Para ese asunto yo tengo una respuesta. Era costumbre, en el viejo régimen, que quienes tenían manga en los exámenes, para obtener buenas notas o para dictarlas, podían hacer lo que les diera la gana con sus exámenes, al grito siempre instructivo de "eso te lo arreglo yo", o bien con el grito de "tú que puedes, arréglamelo, es una tontería sin importancia".

Eso ha pasado y eso es probable que pase, a no ser que ahora la gente espabile y, tras el caso Cifuentes, unos y otros sientan que es mejor ser respetuoso con el orden de lo público.

El microfranquismo. El último miércoles, al volver de Tenerife, me encontré condenadas varias estancias correlativas de la T4, zona de equipajes. Guardias civiles, hombres y mujeres, guardaban la zona, la mitad del citado espacio. Me identifiqué como periodista y los agentes me dijeron, con ese aire de orden terminante que tienen los agentes cuando guardan un espacio vacío, que era asunto reservado, que siguiera circulando. Circulé, claro, pero indagué en otras fuentes. No había atentados, ni amenazas: lo que ocurría era que el ministro de Fomento, Íñigo de la Serna, rendía visita al aeropuerto. Como jefe de Aena necesita un amplio espacio, se ve, y que éste estuviera vacío. Eso no es microfranquismo, me parece. Es franquismo puro y duro.
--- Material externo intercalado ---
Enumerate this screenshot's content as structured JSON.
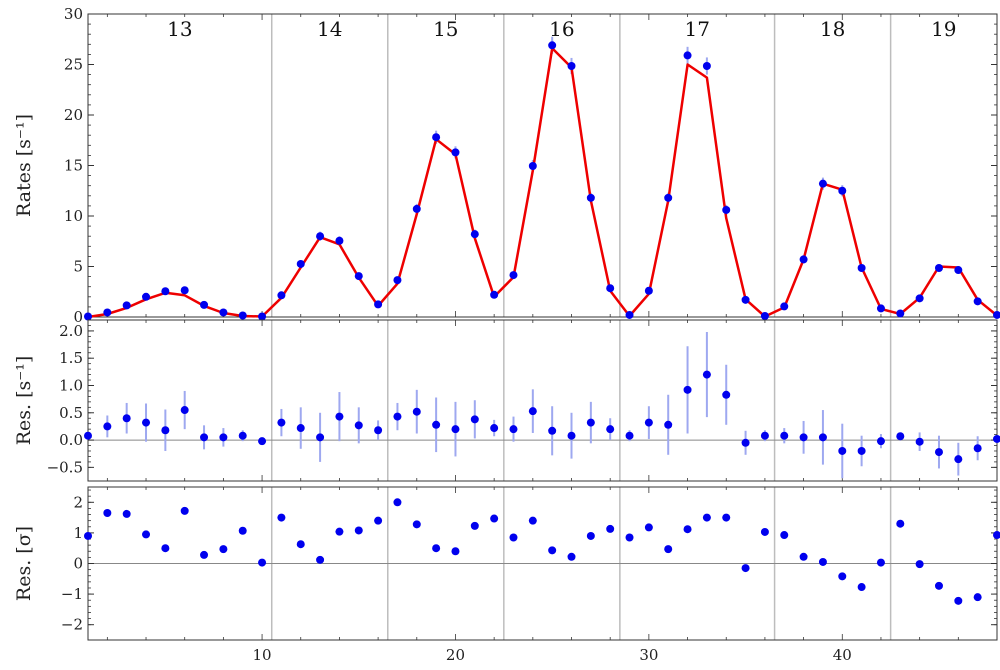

Otros sarpullidos han ido yendo y viniendo, de juzgado en juzgado, sobre todo; a una revista la condenan por zaherir a un torero, a un actor lo incriminan por decir de Dios de todo menos bendito. Y así sucesivamente. Al microfranquismo se lo ve llegar a lomos de un burro antiguo, la intransigencia, la fe inquebrantable en valores eternos, patrióticos, religiosos o ideológicos. Miren adentro y verán al microfranquista que los acompaña.